The variable “line” will now hold a string with the text.

Strings have various utility methods. You could strip() the line to

remove leading and trailing whitespace, then split() the result to break

it into “words”, meaning here just “nonspace” text.

The split method takes an optional separator, so you could split each

“word” on the exponent character, getting two numeric strings. Calling

int() on each of those gets you the integer value of each.

In Python, the “^” character is not exponentiation. The exponentiation

operator is “**”. So you can compute the actual massive value using that

operator; Pythin ints are “bignums”, meaning they can be as large as you

like (subject to your computer’s memory), so that will be pretty safe.

Then you can just compare the two values to determine which is bigger.

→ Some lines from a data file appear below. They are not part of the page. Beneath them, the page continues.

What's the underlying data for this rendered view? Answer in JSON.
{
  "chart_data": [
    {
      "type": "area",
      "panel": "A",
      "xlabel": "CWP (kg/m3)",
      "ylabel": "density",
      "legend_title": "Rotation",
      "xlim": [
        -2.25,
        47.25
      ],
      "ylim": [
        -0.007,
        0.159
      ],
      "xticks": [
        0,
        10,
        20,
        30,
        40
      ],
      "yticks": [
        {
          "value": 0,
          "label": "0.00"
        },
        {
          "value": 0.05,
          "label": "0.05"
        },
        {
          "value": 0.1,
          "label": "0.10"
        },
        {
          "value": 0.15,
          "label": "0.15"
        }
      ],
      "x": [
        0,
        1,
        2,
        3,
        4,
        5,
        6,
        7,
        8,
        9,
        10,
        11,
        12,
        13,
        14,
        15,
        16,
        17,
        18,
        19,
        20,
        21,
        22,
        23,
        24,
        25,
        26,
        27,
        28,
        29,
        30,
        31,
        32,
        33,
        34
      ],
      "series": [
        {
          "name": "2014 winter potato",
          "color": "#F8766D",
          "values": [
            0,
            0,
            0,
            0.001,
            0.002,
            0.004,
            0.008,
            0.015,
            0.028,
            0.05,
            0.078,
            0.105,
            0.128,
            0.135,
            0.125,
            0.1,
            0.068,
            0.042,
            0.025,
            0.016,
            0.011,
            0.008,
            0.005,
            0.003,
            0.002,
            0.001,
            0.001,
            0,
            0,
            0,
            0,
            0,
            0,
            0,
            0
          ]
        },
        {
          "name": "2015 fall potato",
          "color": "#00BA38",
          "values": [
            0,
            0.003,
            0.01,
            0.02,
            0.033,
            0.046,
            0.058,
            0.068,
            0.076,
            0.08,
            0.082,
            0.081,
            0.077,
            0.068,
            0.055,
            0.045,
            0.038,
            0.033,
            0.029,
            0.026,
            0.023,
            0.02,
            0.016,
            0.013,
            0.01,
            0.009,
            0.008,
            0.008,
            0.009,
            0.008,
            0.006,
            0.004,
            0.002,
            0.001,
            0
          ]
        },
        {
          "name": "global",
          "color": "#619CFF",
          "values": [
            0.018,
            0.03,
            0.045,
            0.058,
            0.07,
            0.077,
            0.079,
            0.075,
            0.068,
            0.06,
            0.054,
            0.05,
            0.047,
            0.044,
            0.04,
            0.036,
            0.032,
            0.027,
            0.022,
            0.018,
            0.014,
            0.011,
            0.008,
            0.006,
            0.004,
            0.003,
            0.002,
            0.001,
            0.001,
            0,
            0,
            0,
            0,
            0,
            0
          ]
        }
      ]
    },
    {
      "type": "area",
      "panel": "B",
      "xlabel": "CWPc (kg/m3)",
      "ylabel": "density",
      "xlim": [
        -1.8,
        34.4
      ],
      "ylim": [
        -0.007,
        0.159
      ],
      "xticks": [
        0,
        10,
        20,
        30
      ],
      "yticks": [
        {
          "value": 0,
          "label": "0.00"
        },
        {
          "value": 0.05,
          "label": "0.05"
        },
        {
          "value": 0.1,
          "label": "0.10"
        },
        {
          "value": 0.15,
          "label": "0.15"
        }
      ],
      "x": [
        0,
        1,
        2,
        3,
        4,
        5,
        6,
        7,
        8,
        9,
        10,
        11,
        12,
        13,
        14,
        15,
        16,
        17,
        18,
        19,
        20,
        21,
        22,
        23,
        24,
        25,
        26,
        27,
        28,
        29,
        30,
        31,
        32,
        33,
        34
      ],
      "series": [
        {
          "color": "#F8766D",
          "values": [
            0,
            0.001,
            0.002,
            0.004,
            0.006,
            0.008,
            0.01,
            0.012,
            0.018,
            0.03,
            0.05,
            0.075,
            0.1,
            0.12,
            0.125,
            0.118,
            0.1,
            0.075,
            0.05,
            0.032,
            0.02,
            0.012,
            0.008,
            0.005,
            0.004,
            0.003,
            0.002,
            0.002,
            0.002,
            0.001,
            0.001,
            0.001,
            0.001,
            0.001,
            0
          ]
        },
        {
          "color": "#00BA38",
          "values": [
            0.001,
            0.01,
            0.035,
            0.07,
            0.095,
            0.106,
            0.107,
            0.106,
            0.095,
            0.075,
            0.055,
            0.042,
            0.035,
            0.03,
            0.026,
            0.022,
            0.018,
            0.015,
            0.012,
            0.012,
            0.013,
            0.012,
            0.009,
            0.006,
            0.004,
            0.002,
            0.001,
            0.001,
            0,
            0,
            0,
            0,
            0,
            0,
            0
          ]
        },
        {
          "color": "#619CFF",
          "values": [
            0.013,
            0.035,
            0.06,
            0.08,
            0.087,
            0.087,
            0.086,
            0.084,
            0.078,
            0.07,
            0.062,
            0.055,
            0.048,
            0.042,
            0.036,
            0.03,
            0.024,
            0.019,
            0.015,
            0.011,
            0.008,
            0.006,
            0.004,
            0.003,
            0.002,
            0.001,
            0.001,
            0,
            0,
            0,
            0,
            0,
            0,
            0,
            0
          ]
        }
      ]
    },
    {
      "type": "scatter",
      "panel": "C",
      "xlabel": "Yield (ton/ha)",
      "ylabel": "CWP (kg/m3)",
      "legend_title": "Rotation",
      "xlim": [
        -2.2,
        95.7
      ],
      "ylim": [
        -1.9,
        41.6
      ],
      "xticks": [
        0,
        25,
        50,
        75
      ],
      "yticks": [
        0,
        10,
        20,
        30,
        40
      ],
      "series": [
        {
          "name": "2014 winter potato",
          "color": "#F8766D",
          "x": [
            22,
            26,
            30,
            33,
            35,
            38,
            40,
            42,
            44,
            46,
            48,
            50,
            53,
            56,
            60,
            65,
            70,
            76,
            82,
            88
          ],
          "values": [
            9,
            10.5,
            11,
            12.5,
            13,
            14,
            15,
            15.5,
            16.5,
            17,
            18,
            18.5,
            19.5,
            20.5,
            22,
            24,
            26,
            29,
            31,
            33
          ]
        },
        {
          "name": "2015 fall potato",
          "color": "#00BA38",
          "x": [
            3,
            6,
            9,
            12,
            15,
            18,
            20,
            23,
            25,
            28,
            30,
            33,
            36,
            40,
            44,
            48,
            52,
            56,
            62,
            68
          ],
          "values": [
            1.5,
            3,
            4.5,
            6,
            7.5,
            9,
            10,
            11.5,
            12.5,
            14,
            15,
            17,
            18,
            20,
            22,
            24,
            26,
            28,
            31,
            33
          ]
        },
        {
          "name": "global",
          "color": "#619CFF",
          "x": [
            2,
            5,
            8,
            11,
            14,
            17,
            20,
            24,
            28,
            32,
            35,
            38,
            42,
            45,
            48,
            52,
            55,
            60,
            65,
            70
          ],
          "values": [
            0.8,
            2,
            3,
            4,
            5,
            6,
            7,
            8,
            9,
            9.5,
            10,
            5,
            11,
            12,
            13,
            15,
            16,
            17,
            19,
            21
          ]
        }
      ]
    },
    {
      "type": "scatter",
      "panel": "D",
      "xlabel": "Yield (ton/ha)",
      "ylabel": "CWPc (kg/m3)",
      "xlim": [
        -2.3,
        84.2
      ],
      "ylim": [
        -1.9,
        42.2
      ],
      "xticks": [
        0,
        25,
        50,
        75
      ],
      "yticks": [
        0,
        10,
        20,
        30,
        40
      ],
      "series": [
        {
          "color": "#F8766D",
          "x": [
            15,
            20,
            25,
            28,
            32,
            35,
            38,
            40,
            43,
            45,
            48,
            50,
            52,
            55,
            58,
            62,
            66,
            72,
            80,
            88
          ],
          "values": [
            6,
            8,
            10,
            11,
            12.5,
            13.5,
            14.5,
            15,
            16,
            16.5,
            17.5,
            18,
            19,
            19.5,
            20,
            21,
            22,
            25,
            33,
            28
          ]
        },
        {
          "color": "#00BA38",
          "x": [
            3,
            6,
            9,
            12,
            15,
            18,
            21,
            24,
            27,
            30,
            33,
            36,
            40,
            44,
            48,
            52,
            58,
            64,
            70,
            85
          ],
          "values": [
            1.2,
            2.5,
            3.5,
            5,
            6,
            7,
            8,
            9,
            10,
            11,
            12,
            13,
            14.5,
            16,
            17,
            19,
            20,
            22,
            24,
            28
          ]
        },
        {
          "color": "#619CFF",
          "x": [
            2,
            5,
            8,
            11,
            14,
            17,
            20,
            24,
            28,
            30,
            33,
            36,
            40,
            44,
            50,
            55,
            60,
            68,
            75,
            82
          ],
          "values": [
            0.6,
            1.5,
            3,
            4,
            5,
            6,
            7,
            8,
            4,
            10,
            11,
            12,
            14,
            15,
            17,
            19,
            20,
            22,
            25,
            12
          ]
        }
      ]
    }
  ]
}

or you could be clever and use Python’s max() function.

Dig around in the docs for details at:

```
https://docs.python/org/3/
```

Note both the table of contents and also the index, which is very handy

for finding arbitrary things including the operators like “**” and

methods like “split”.

Cheers,

Cameron Simpson cs@cskk.id.au

Thank you very much now I understood clearly.